1887. Reduction Operations to Make the Array Elements Equal


Problem Description

The goal of the given problem is to perform a series of operations on an integer array nums until all the elements in the array are equal. An operation consists of three steps:

  1. Find the largest value in the array, denoted as largest. If there are multiple elements with the largest value, we select the one with the smallest index i.
  2. Find the next largest value that is strictly smaller than largest, denoted as nextLargest.
  3. Replace the element at index i with nextLargest.

The problem asks us to return the number of operations required to make all elements in the array equal.

Intuition

To solve this problem, a key insight is that sorting the array will make it easier to track the reductions needed to equalize all elements. After sorting:

  1. The largest element will be at the end of the sorted array, and the next largest will be right before it.
  2. Subsequent steps involve moving down the sorted array and reducing the largest remaining element to the next largest.

By maintaining a sorted array, we can avoid repeatedly searching for the largest and next largest elements, thus optimizing the process.

Here's the process of the solution approach:

  • First, sort the array in non-decreasing order. This will ensure that each subsequent value from left to right will be greater than or equal to the previous one.
  • Then, iterate through the sorted array from the second element onwards, comparing the current element with the previous one:
    • If they are the same, no operation is needed for this step, but we keep a count of how many times we would have had to reduce other elements to the current value.
    • If the current value is larger, it means an operation was needed to get from the previous value to this one. We increment the operation count (cnt) and add it to the total answer (ans) because we will need that number of operations for each element that needs to be reduced to this current value.

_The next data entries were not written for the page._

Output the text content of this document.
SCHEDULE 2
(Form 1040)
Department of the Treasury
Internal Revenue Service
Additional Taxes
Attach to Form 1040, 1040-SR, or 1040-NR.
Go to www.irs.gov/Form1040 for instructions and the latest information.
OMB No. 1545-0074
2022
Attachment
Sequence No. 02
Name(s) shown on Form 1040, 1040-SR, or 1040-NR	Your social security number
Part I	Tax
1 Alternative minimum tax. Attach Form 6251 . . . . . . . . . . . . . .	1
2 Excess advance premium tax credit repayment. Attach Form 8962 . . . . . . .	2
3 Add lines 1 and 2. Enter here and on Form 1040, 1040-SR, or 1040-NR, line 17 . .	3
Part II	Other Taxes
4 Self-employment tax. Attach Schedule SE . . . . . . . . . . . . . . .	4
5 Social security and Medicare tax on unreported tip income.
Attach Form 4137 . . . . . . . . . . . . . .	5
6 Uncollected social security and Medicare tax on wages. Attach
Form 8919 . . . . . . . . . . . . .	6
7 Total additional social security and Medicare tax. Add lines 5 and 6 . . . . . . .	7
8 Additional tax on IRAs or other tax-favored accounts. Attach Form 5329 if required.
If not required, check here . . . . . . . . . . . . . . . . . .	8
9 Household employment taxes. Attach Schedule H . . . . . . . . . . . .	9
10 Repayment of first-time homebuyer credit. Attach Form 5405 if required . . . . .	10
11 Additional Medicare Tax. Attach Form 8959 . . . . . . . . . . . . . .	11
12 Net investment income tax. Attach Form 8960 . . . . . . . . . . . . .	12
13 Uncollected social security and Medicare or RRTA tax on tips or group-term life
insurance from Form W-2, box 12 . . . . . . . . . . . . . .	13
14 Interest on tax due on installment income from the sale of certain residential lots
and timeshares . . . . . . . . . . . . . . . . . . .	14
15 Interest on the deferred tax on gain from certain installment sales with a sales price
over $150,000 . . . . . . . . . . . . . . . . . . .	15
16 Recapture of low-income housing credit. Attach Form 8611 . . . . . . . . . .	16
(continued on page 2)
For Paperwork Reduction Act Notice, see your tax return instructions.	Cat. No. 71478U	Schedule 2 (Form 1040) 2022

Each increment of cnt represents a step in which all larger elements need one more operation to reach equality, and by adding cnt to the answer every time, you account for the operations needed to reduce all larger elements to the current one. The final answer is the total count of operations needed.

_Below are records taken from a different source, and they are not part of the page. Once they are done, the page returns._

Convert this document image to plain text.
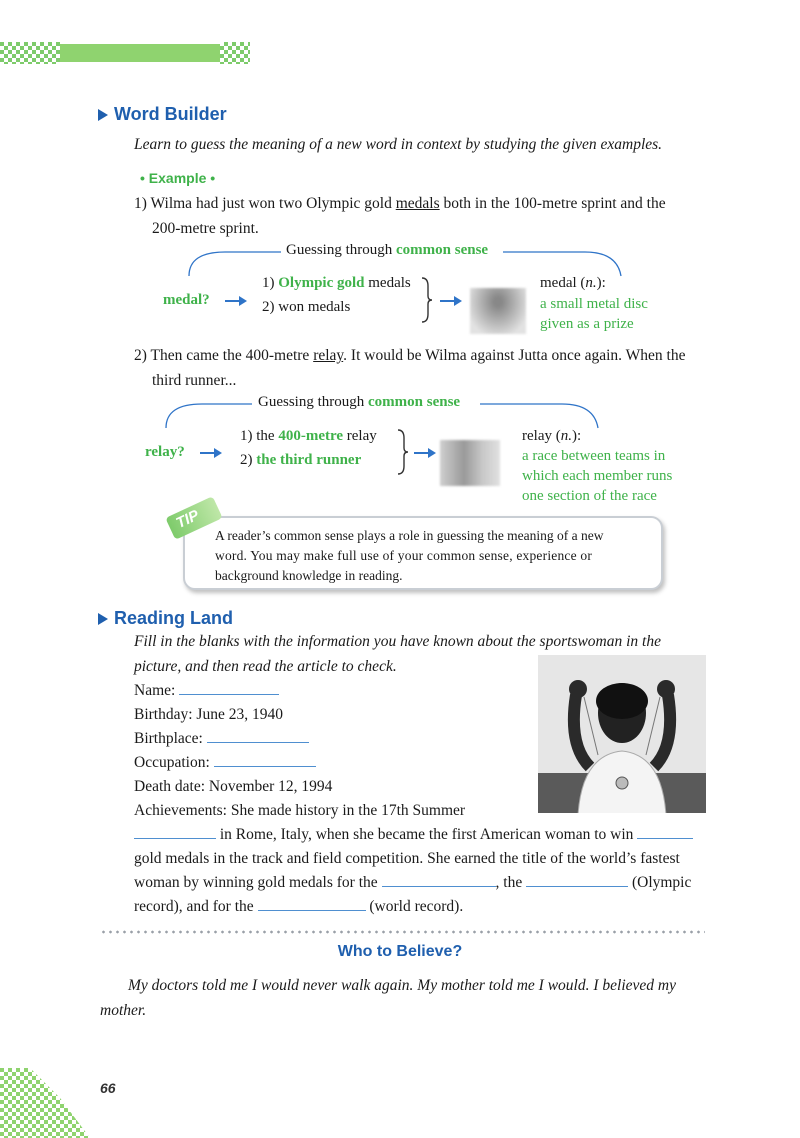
Word Builder
Learn to guess the meaning of a new word in context by studying the given examples.
• Example •
1) Wilma had just won two Olympic gold medals both in the 100-metre sprint and the
200-metre sprint.
Guessing through common sense
medal?
1) Olympic gold medals
2) won medals
medal (n.):
a small metal disc
given as a prize
2) Then came the 400-metre relay. It would be Wilma against Jutta once again. When the
third runner...
Guessing through common sense
relay?
1) the 400-metre relay
2) the third runner
relay (n.):
a race between teams in
which each member runs
one section of the race
A reader’s common sense plays a role in guessing the meaning of a new
word. You may make full use of your common sense, experience or
background knowledge in reading.
TIP
Reading Land
Fill in the blanks with the information you have known about the sportswoman in the
picture, and then read the article to check.
Name:
Birthday: June 23, 1940
Birthplace:
Occupation:
Death date: November 12, 1994
Achievements: She made history in the 17th Summer
in Rome, Italy, when she became the first American woman to win
gold medals in the track and field competition. She earned the title of the world’s fastest
woman by winning gold medals for the	, the	(Olympic
record), and for the	(world record).
Who to Believe?
My doctors told me I would never walk again. My mother told me I would. I believed my
mother.
66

Learn more about Sorting patterns.

Solution Approach

The given Python solution follows a straightforward approach, leveraging simple algorithms and data structure manipulation to arrive at the answer. Here's a breakdown of how the solution is implemented:

  • Algorithm: The primary algorithm used here is sorting, which is an integral part of the solution. Python's built-in sorting is typically implemented as Timsort, which is efficient for the given task.

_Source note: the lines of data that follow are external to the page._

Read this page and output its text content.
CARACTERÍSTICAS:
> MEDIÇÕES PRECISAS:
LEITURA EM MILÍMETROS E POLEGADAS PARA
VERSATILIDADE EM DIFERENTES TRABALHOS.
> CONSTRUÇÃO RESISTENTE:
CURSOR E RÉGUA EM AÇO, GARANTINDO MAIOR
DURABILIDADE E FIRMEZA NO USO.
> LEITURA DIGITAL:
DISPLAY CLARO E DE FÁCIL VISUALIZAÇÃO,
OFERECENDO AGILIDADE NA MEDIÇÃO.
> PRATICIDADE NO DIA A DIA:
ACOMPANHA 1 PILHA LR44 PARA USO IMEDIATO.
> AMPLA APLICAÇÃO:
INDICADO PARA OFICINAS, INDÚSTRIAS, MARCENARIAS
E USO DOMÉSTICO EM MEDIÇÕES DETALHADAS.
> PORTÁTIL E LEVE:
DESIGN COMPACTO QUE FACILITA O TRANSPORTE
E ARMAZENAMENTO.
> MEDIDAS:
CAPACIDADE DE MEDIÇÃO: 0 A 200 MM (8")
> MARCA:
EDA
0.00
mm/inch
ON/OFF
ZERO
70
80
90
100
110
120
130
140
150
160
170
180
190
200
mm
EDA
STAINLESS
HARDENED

  • Data Structures: The solution primarily works with the list data structure in Python, which is essentially an array.

  • Pattern Used: The approach follows a pattern similar to counting, where for each unique value in the sorted array, we track how many operations are needed if we want to reduce the larger numbers to this number.

Let's examine the implementation step by step:

  1. The nums list is sorted in non-decreasing order using nums.sort().

  2. A for loop with enumerate is set to iterate through the array (excluding the first element, as thereā€™s nothing to compare it to). Two variables are maintained:

    • cnt: This keeps count of how many different operations are performed. It starts at 0 because no operations are performed at the first element.
    • ans: This accumulates the total number of operations.
  3. Inside the loop, each element v at index i (where i starts from 1 since we skipped the first element) is compared to its predecessor (nums[i]):

    • If v equals the previous element (nums[i]), it means that no new operation is needed for v to become equal to the previous element (as it's already equal).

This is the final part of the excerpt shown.